Question: Have people studied this generalization of VC-dimension, or something similar? If so, what is it called, and can you point me to resources about it? What is the best lower bound on $$VC(t)$$? Thanks!

Edit: Here's the motivation for my question. For any set of non-coplanar $$d+1$$ points in $$R^d$$, and any binary labeling of these points, there is a linear classifier (a hyperplane) which classifies these points with 100% accuracy. More generally, given $$n>d+1$$ points (satisfying some "weak" condition like non-coplanarity) and a binary labeling of them, what can we say about the accuracy of a linear classifier for these points? If $$t \in [0,1]$$ and $$VC(t) \geq n$$, then we know that for any $$n$$ points in $$R^d$$ (satisfying some "weak" condition) and any labeling of these points, there is a linear classifier which has accuracy at least $$t$$ on these points.

• The VC-dimension is defined on hypergraphs, and the geometric setting is just a highly structured special case. If you generalize the geometric setting as you are doing, you simply end up with the same old VC-dimension on another hypergraph. – Gamow Mar 6 at 7:25
• What is your motivation for this concept? Do you think it will lead to sharper generalization bounds? – Aryeh Mar 6 at 8:24
• @Aryeh - I added my motivation.

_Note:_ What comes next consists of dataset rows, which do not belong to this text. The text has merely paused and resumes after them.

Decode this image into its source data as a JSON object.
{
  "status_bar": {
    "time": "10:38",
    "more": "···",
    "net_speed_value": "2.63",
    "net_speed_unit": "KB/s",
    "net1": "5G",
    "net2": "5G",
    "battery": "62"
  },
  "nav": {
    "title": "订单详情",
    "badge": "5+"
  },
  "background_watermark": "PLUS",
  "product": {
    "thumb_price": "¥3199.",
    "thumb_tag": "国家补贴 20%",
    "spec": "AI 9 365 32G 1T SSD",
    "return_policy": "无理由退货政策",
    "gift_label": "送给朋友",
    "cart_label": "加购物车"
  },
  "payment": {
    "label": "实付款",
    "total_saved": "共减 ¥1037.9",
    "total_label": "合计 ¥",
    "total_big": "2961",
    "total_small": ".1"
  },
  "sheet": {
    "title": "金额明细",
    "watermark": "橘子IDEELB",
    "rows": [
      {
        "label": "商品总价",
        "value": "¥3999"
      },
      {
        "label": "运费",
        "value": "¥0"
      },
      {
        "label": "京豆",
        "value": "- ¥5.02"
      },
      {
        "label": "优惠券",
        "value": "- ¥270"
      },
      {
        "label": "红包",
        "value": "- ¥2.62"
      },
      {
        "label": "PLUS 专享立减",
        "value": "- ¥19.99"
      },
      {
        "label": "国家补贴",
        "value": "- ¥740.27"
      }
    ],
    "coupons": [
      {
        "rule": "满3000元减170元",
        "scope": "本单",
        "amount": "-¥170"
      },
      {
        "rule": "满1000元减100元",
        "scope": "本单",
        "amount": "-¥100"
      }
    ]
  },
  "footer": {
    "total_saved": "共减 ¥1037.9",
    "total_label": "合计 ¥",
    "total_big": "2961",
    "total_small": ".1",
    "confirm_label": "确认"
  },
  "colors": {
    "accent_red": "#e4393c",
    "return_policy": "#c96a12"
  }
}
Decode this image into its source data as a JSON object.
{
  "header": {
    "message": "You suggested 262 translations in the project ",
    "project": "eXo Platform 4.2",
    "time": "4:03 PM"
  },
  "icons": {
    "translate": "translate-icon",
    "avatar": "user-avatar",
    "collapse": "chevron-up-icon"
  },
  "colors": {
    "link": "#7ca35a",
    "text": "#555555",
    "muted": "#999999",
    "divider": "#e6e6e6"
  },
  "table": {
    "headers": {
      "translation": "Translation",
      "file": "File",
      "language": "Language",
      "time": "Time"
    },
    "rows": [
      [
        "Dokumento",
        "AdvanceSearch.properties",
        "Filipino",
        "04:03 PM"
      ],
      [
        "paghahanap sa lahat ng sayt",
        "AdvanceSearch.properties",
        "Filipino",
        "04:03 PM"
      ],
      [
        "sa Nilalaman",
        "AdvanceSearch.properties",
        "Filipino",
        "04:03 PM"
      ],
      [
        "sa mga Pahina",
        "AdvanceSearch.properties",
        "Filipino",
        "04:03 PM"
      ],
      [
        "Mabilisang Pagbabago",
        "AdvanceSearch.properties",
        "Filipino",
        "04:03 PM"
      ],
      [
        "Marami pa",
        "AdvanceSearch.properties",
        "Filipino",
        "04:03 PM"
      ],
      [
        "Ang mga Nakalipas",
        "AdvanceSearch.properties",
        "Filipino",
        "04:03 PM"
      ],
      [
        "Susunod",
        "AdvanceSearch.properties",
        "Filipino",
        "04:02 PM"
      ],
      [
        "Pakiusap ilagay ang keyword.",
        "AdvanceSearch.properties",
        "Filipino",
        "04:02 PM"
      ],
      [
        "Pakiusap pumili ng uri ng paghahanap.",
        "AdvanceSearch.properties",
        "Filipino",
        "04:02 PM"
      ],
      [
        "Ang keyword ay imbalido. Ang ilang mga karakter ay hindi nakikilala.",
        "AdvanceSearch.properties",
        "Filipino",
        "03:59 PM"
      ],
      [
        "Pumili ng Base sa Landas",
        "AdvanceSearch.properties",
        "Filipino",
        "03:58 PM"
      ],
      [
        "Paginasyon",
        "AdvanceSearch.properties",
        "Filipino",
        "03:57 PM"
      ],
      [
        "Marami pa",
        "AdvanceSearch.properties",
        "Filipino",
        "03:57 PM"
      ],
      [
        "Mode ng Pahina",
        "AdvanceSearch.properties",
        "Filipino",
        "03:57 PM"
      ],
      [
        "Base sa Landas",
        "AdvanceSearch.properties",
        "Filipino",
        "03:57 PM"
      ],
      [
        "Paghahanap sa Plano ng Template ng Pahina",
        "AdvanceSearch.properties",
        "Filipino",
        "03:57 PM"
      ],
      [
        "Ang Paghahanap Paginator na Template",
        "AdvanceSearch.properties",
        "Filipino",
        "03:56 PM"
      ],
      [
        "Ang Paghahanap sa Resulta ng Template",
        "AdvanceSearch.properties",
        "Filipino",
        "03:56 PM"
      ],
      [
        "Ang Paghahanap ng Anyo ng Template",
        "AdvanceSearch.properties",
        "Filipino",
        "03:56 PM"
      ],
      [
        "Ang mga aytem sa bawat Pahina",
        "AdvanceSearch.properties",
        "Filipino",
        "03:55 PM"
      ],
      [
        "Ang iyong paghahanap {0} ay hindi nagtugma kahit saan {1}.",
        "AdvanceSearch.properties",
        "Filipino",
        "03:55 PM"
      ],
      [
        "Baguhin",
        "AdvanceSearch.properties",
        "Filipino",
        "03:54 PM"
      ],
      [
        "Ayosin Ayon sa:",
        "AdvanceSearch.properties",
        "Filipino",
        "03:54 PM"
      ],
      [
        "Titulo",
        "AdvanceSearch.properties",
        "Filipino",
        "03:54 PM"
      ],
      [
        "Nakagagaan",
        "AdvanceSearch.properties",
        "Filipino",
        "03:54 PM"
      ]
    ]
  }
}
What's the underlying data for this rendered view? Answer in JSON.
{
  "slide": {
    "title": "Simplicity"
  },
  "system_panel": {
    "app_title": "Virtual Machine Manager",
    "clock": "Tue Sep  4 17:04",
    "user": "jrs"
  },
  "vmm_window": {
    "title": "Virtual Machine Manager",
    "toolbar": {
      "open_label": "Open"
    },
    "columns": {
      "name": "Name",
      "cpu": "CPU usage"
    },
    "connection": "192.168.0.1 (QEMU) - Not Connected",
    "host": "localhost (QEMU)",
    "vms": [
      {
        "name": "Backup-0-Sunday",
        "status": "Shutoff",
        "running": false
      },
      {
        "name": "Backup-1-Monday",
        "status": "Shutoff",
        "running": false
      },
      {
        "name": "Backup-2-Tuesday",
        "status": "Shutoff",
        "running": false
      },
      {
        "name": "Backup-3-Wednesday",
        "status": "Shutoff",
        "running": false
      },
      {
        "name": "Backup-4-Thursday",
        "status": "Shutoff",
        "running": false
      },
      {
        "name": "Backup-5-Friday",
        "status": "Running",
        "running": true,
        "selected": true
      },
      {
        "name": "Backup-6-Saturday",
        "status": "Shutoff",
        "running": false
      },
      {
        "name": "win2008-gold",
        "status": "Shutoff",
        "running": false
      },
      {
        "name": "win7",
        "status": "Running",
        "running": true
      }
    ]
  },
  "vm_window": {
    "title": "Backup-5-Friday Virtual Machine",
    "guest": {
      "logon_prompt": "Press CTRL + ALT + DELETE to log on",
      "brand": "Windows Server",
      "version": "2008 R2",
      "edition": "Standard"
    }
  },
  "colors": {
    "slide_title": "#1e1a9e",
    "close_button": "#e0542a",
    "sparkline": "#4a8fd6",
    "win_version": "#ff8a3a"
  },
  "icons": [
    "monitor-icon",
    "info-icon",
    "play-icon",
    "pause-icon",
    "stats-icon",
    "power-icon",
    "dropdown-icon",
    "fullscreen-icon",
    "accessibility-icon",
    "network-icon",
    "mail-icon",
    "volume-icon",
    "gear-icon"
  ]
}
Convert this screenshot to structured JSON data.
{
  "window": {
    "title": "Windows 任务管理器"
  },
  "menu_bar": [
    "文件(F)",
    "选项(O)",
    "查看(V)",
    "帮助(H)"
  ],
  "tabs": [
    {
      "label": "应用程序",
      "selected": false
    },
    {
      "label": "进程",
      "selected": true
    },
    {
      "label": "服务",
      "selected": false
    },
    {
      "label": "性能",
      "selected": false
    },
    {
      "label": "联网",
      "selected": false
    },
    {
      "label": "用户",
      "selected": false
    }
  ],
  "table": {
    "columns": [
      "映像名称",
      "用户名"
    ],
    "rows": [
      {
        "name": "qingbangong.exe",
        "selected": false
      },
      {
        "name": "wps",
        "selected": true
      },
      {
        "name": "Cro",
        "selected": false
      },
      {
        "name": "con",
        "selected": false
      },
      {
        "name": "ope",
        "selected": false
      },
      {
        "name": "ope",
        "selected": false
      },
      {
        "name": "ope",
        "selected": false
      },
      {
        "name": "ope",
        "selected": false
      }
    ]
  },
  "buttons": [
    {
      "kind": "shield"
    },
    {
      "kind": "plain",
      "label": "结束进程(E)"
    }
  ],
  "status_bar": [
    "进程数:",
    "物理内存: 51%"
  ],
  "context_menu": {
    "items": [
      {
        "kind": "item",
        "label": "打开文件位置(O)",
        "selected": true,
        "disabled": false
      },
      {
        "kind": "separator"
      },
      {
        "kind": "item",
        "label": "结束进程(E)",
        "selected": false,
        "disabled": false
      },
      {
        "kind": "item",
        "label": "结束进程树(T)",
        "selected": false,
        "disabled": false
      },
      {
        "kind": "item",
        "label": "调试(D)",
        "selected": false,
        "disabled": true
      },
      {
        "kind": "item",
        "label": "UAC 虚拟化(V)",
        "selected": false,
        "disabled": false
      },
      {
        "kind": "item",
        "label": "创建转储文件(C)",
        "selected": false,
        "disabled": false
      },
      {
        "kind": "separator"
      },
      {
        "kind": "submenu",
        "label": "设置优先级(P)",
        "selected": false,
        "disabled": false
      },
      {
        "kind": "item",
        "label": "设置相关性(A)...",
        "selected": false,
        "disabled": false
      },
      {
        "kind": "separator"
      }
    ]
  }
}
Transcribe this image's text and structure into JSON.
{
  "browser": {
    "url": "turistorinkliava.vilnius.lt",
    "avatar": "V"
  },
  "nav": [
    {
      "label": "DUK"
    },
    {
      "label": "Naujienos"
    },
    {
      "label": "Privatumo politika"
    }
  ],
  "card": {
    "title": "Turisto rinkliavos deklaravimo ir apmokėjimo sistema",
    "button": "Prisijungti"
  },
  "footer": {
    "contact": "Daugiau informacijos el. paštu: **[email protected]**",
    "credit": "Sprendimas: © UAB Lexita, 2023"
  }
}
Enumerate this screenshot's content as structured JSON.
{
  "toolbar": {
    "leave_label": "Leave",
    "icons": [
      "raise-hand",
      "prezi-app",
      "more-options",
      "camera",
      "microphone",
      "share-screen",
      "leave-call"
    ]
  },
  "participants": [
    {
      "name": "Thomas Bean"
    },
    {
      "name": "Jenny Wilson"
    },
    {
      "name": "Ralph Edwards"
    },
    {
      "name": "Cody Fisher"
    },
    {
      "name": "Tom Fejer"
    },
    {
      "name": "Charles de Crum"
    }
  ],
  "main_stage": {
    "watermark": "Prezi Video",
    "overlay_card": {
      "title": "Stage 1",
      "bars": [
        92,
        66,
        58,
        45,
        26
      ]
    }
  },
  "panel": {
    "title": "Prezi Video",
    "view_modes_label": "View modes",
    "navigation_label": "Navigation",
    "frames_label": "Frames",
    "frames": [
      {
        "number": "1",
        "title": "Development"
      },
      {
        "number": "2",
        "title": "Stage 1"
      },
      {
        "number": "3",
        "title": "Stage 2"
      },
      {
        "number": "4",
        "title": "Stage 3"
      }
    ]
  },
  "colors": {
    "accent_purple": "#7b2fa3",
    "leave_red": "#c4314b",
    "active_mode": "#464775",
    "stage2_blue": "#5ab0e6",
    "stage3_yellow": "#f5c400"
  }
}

I don't think it will lead to sharper generalization bounds – Doggyy Mar 7 at 4:14
• So why is this notion an interesting one to explore then? – Aryeh Mar 7 at 6:31
• Thanks for sharing this post.It's useful for me. – user52357 Mar 22 at 11:52

If the $$VC$$-dimension is $$d$$, then the number of sets that can be cut out from $$m$$ points by your family is $$(em/d)^d$$. (This is called the shatter function.) Every set that you can cut out, can be changed at most $$\sum_{i=0}^{tm} \binom mi$$ ways to contribute to the $$t$$-shattering. So if you want to $$t$$-shatter a set of size $$m$$, then you need $$2^m\le (em/d)^d \sum_{i=0}^{tm} \binom mi\le(em/d)^d 2^{H(t)m}$$ (if $$t\le 1/2$$) where $$H(t)=-t\log_2 t-(1-t)\log_2(1-t)$$ is the binary entropy. From this we get $$VC(t)\lessapprox d/(1-H(t))$$. Also note that $$VC(t)\ge d/(1-t)$$ holds trivially. Of course, these bounds are general and not only for halfspaces.